Tumbal Nyai

880 60 18
                                    


Kay memarkir mobil yang dikemudikannya di sebuah halaman rumah berasitektur kayu yang khas dengan ornament tradisional yang kental. Seorang perempuan paruh baya membuka pintu pagar dengan cepat saat melihat ada Agnes di dalam kaca mobil.

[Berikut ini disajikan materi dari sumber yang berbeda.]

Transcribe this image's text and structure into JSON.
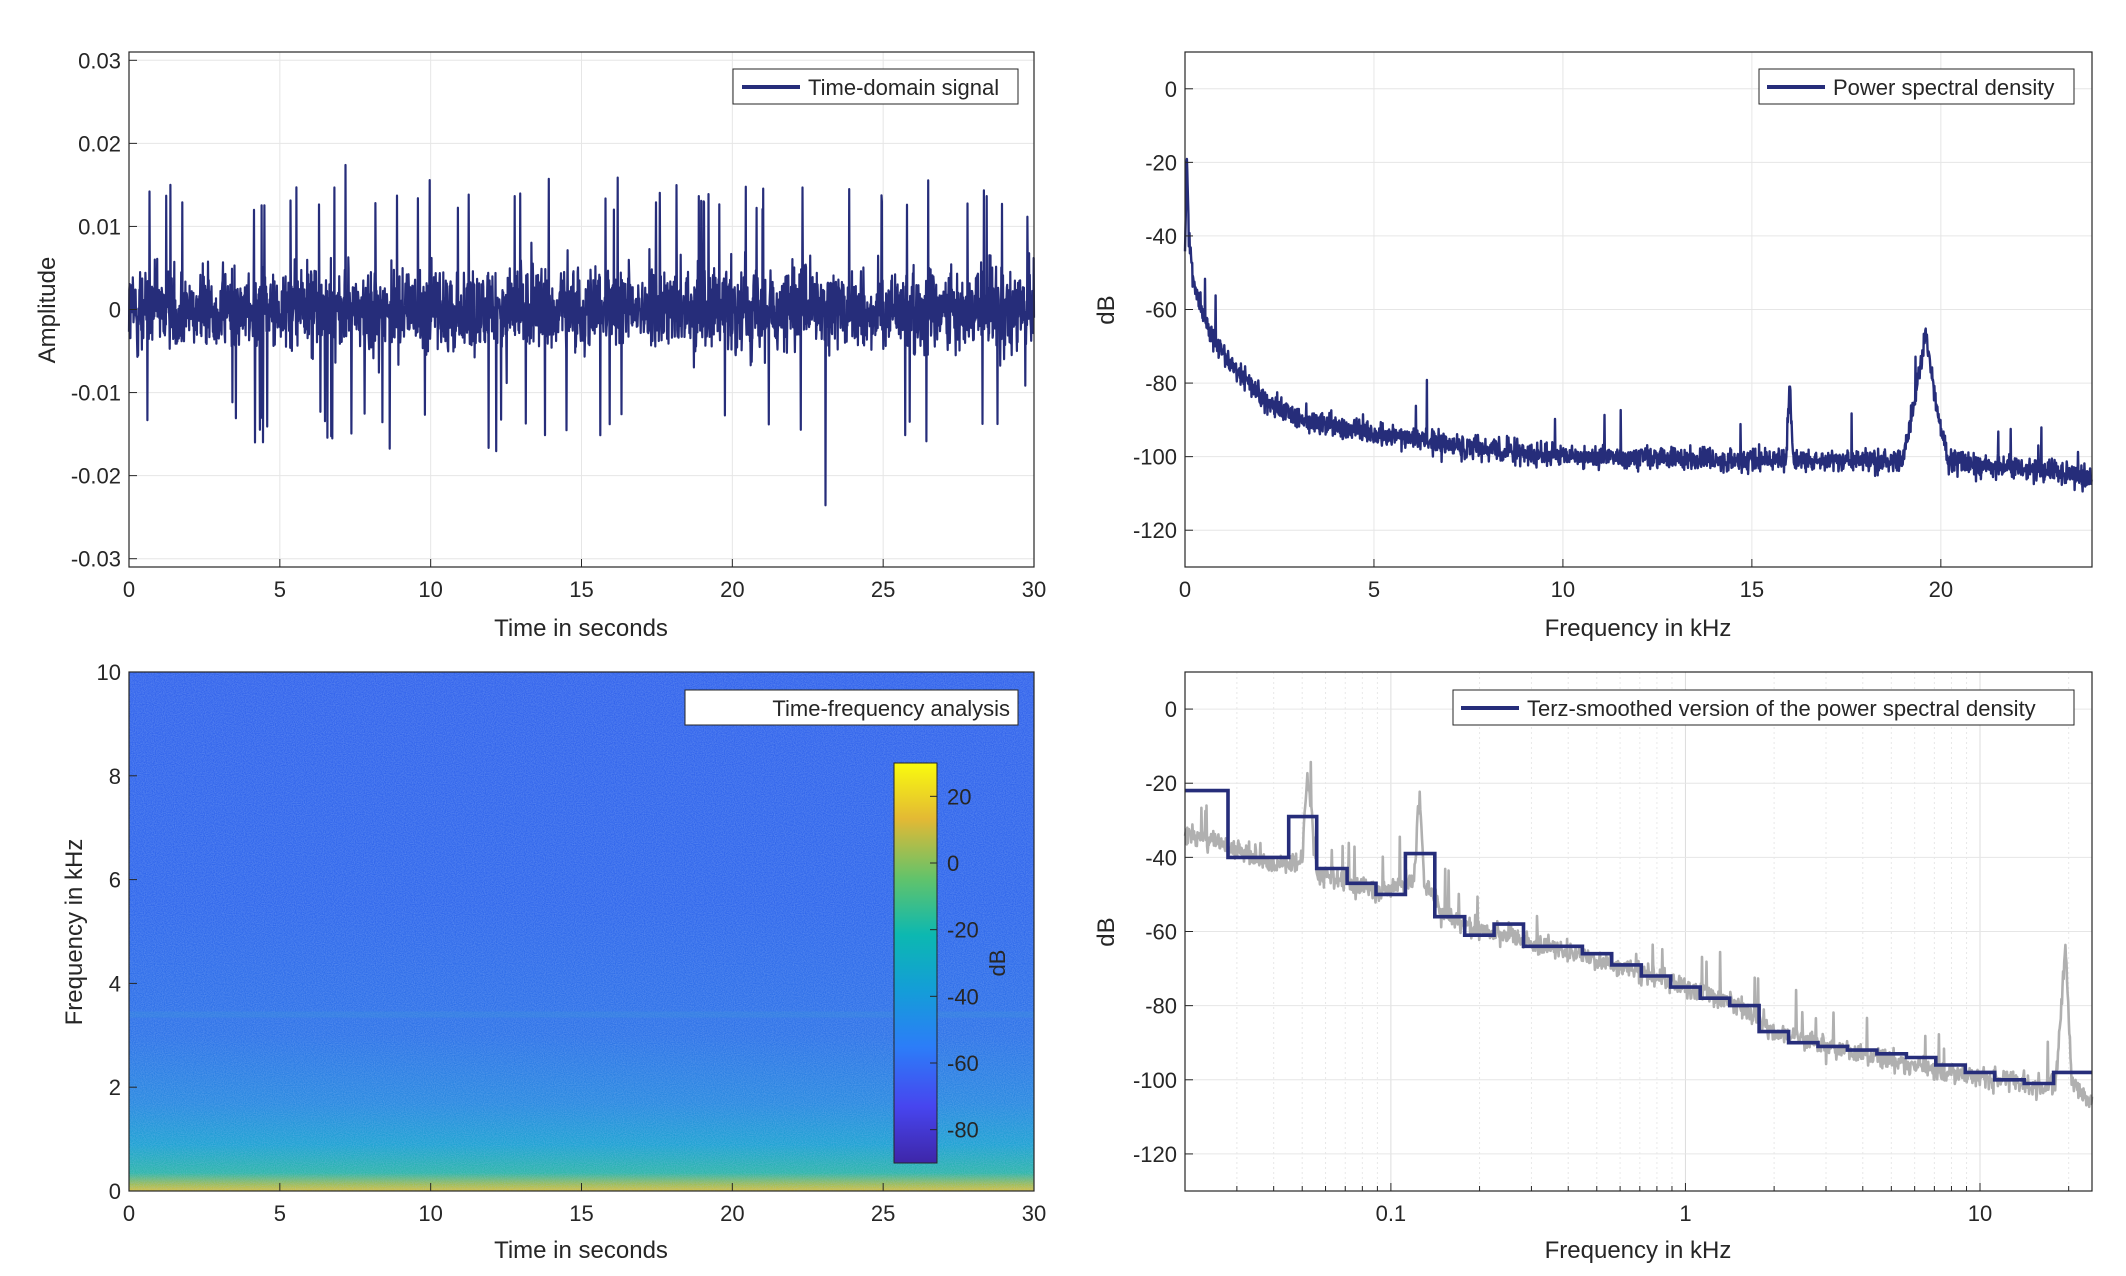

“Paaaak, Buuu Non Agnes pulang. Ya Allah Alhamdulillah.” Perempuan paruh baya itu berteriak nyaring dengan suara sedikit parau. Perempuan itu berlari masuk rumah sambil membuka pintu yang terukir indah dari kayu.

Kay memarkir mobil di halaman rumah yang luas itu dengan rapi. Skill mengemudinya sudah sangat bagus. Dimas dan Naina membantu Agnes keluar dari mobil dan membantunya berjalan.

“Ya Allah, Agnees!” Seorang perempuan berambut coklat langsung memeluk Agnes saat ia keluar dari mobil. Mereka berdua berpelukan sambil menangis. Mengalirkan rindu yang selama ini tertahan dan menyesakkan dada.

“Mamah, Agnes rindu.” Agnes berkata lirih sambil memeluk perempuan berambut cokelat yang ternyata adalah mamanya. Kay, Naina dan Dimas ikut larut dalam suasana sehingga hanya terdiam dan saling lirik satu sama lain.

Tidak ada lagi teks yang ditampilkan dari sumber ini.